London Design Festival presents The Hothouse, a Landmark Project designed by Studio Weave

London Design Festival returns to the capital this autumn from 12 – 20 September with an exciting programme of activity, putting a spotlight on the brilliance of the capital’s design talent. The Festival will provide a platform for the design community to showcase work at a time when it is needed more than ever, helping to stimulate the creative economy and support both emerging and established designers. 

For the 18th edition, the festival presents The Hothouse, a Landmark Project designed by London-based architecture practice Studio Weave, supported by developers Lendlease and London Continental Railways. It consists of a large-scale installation located at International Quarter London (IQL). The structure of The Hothouse is reminiscent of a Victorian glasshouse and will provide a controlled habitat for cultivating plants that would not ordinarily grow within the UK’s climate.

IQL is a new neighbourhood in the heart of Stratford and on the doorstep of the Queen Elizabeth Olympic Park. The area has a rich tradition for growing under glass and was historically once dominated by a 20-mile stretch of greenhouses along the Lee Valley corridor. In the 1930s, there were more than 1,300 acres of greenhouses facilitating the production of ornamental plants and flowers, and exotic fruits at the time such as grapes and cucumbers.

The environment of The Hothouse can be regulated and adapted to suit the plants within. Garden Designer Tom Massey has collaborated with Studio Weave to develop a concept for the planting scheme that includes an array of productive plants from all over the world: an edible jungle of exotic and unusual species.

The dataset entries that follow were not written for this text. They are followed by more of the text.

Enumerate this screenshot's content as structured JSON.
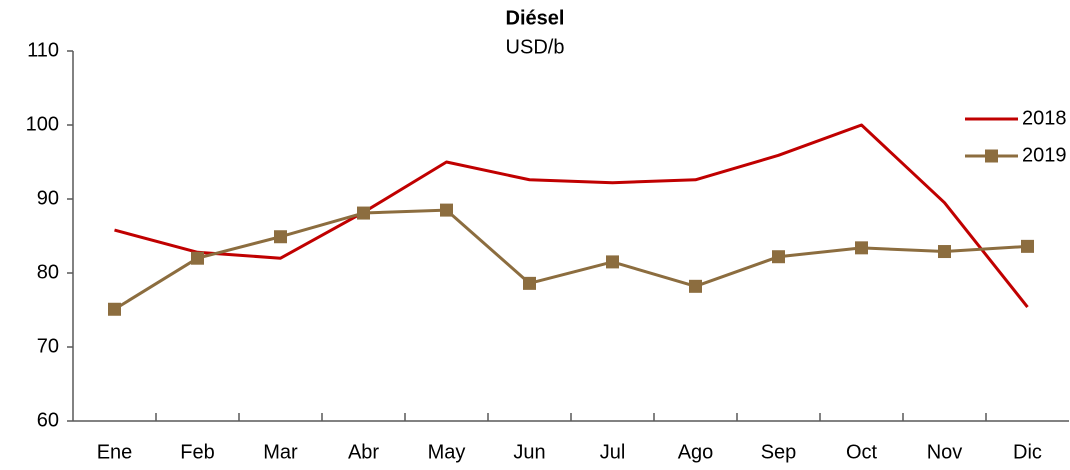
{
  "chart_data": {
    "type": "line",
    "title": "Diésel",
    "subtitle": "USD/b",
    "categories": [
      "Ene",
      "Feb",
      "Mar",
      "Abr",
      "May",
      "Jun",
      "Jul",
      "Ago",
      "Sep",
      "Oct",
      "Nov",
      "Dic"
    ],
    "series": [
      {
        "name": "2018",
        "color": "#c00000",
        "marker": "none",
        "values": [
          85.8,
          82.8,
          82.0,
          88.2,
          95.0,
          92.6,
          92.2,
          92.6,
          95.9,
          100.0,
          89.5,
          75.4
        ]
      },
      {
        "name": "2019",
        "color": "#8c6d3f",
        "marker": "square",
        "values": [
          75.1,
          82.0,
          84.9,
          88.1,
          88.5,
          78.6,
          81.5,
          78.2,
          82.2,
          83.4,
          82.9,
          83.6
        ]
      }
    ],
    "ylim": [
      60,
      110
    ],
    "yticks": [
      60,
      70,
      80,
      90,
      100,
      110
    ],
    "grid": false,
    "legend": "right"
  }
}
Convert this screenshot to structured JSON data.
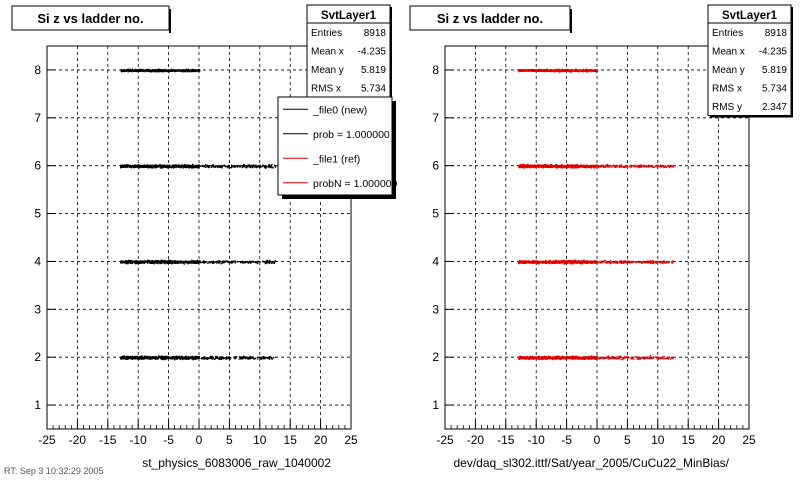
{
  "footer": {
    "note": "RT: Sep 3 10:32:29 2005"
  },
  "colors": {
    "file0": "#000000",
    "file1": "#e00000",
    "grid": "#000000",
    "frame": "#000000"
  },
  "chart_data": [
    {
      "type": "scatter",
      "title": "Si z vs ladder no.",
      "xlabel": "st_physics_6083006_raw_1040002",
      "ylabel": "",
      "xlim": [
        -25,
        25
      ],
      "ylim": [
        0.5,
        8.5
      ],
      "x_ticks": [
        "-25",
        "-20",
        "-15",
        "-10",
        "-5",
        "0",
        "5",
        "10",
        "15",
        "20",
        "25"
      ],
      "y_ticks": [
        "1",
        "2",
        "3",
        "4",
        "5",
        "6",
        "7",
        "8"
      ],
      "grid": true,
      "stats": {
        "name": "SvtLayer1",
        "rows": [
          {
            "label": "Entries",
            "value": "8918"
          },
          {
            "label": "Mean x",
            "value": "-4.235"
          },
          {
            "label": "Mean y",
            "value": "5.819"
          },
          {
            "label": "RMS x",
            "value": "5.734"
          }
        ]
      },
      "legend": {
        "placement": "top-right",
        "entries": [
          {
            "label": "_file0 (new)",
            "color": "#000000"
          },
          {
            "label": "prob = 1.000000",
            "color": "#000000"
          },
          {
            "label": "_file1 (ref)",
            "color": "#e00000"
          },
          {
            "label": "probN = 1.000000",
            "color": "#e00000"
          }
        ]
      },
      "series": [
        {
          "color": "#000000",
          "bands": [
            {
              "y": 2,
              "x_min": -13,
              "x_max": 12.5,
              "dense_max": 0
            },
            {
              "y": 4,
              "x_min": -13,
              "x_max": 12.5,
              "dense_max": 0
            },
            {
              "y": 6,
              "x_min": -13,
              "x_max": 12.5,
              "dense_max": 0
            },
            {
              "y": 8,
              "x_min": -13,
              "x_max": 0,
              "dense_max": 0
            }
          ]
        }
      ]
    },
    {
      "type": "scatter",
      "title": "Si z vs ladder no.",
      "xlabel": "dev/daq_sl302.ittf/Sat/year_2005/CuCu22_MinBias/",
      "ylabel": "",
      "xlim": [
        -25,
        25
      ],
      "ylim": [
        0.5,
        8.5
      ],
      "x_ticks": [
        "-25",
        "-20",
        "-15",
        "-10",
        "-5",
        "0",
        "5",
        "10",
        "15",
        "20",
        "25"
      ],
      "y_ticks": [
        "1",
        "2",
        "3",
        "4",
        "5",
        "6",
        "7",
        "8"
      ],
      "grid": true,
      "stats": {
        "name": "SvtLayer1",
        "rows": [
          {
            "label": "Entries",
            "value": "8918"
          },
          {
            "label": "Mean x",
            "value": "-4.235"
          },
          {
            "label": "Mean y",
            "value": "5.819"
          },
          {
            "label": "RMS x",
            "value": "5.734"
          },
          {
            "label": "RMS y",
            "value": "2.347"
          }
        ]
      },
      "series": [
        {
          "color": "#e00000",
          "bands": [
            {
              "y": 2,
              "x_min": -13,
              "x_max": 12.5,
              "dense_max": 0
            },
            {
              "y": 4,
              "x_min": -13,
              "x_max": 12.5,
              "dense_max": 0
            },
            {
              "y": 6,
              "x_min": -13,
              "x_max": 12.5,
              "dense_max": 0
            },
            {
              "y": 8,
              "x_min": -13,
              "x_max": 0,
              "dense_max": 0
            }
          ]
        }
      ]
    }
  ]
}
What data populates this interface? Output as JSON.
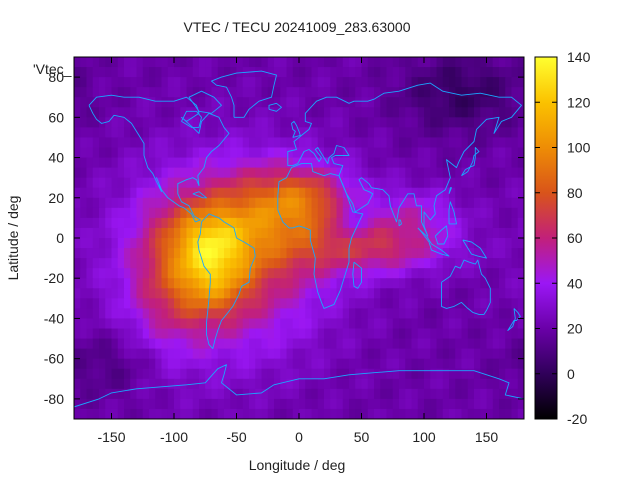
{
  "chart_data": {
    "type": "heatmap",
    "title": "VTEC / TECU 20241009_283.63000",
    "xlabel": "Longitude / deg",
    "ylabel": "Latitude / deg",
    "series_key": "'Vtec_",
    "xlim": [
      -180,
      180
    ],
    "ylim": [
      -90,
      90
    ],
    "x_ticks": [
      -150,
      -100,
      -50,
      0,
      50,
      100,
      150
    ],
    "y_ticks": [
      -80,
      -60,
      -40,
      -20,
      0,
      20,
      40,
      60,
      80
    ],
    "colorbar": {
      "range": [
        -20,
        140
      ],
      "ticks": [
        -20,
        0,
        20,
        40,
        60,
        80,
        100,
        120,
        140
      ],
      "palette": [
        "#000000",
        "#30005a",
        "#6a00a8",
        "#9b17f5",
        "#c2207a",
        "#d9541a",
        "#ee8d05",
        "#fbc200",
        "#ffff30"
      ]
    },
    "grid_step_deg": 5,
    "field_description_features": [
      {
        "name": "equatorial-anomaly-crest",
        "lon": -70,
        "lat": -2,
        "peak": 125
      },
      {
        "name": "southern-crest",
        "lon": -70,
        "lat": -20,
        "peak": 112
      },
      {
        "name": "north-atlantic-band",
        "lon": 0,
        "lat": 18,
        "peak": 80
      },
      {
        "name": "indian-ocean-tongue",
        "lon": 60,
        "lat": -5,
        "peak": 70
      },
      {
        "name": "siberia-minimum",
        "lon": 130,
        "lat": 75,
        "peak": 5
      }
    ],
    "coastline_color": "#1aa7ff"
  }
}
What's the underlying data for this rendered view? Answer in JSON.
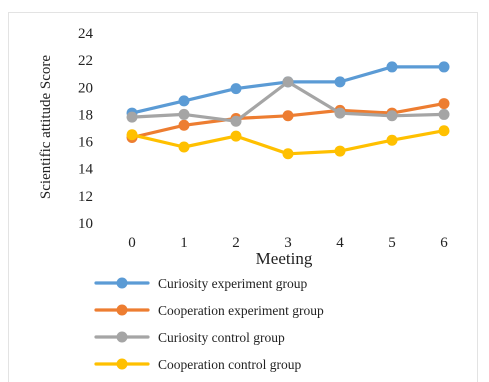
{
  "chart_data": {
    "type": "line",
    "title": "",
    "xlabel": "Meeting",
    "ylabel": "Scientific attitude Score",
    "categories": [
      "0",
      "1",
      "2",
      "3",
      "4",
      "5",
      "6"
    ],
    "yticks": [
      "10",
      "12",
      "14",
      "16",
      "18",
      "20",
      "22",
      "24"
    ],
    "ylim": [
      10,
      24
    ],
    "grid": false,
    "legend_position": "bottom",
    "series": [
      {
        "name": "Curiosity experiment group",
        "color": "#5b9bd5",
        "values": [
          18.1,
          19.0,
          19.9,
          20.4,
          20.4,
          21.5,
          21.5
        ]
      },
      {
        "name": "Cooperation experiment group",
        "color": "#ed7d31",
        "values": [
          16.3,
          17.2,
          17.7,
          17.9,
          18.3,
          18.1,
          18.8
        ]
      },
      {
        "name": "Curiosity control group",
        "color": "#a5a5a5",
        "values": [
          17.8,
          18.0,
          17.5,
          20.4,
          18.1,
          17.9,
          18.0
        ]
      },
      {
        "name": "Cooperation control group",
        "color": "#ffc000",
        "values": [
          16.5,
          15.6,
          16.4,
          15.1,
          15.3,
          16.1,
          16.8
        ]
      }
    ]
  }
}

The crops that will be grown include guava, orange, gourd, chia seed, avocado, pomegranate, quinoa, mango, sweet potato, lemon, sugarcane, chickpea, loquat and pineapple. Scientists predict that if the current rate of climate change continues to accelerate, all of these crops could potentially be grown outside in the UK by 2050 – highlighting the reality of a rapidly changing climate.

The Hothouse will be in situ for a year, displaying the variance and evolution of plants across all seasons – but also seeking to educate and inspire. The installation seeks to demonstrate the effects of climate change, whilst also celebrating the beauty of plants and humans’ adaptability, ingenuity and ability to overcome problems and create safe and stable growing environments for plants from all over the world.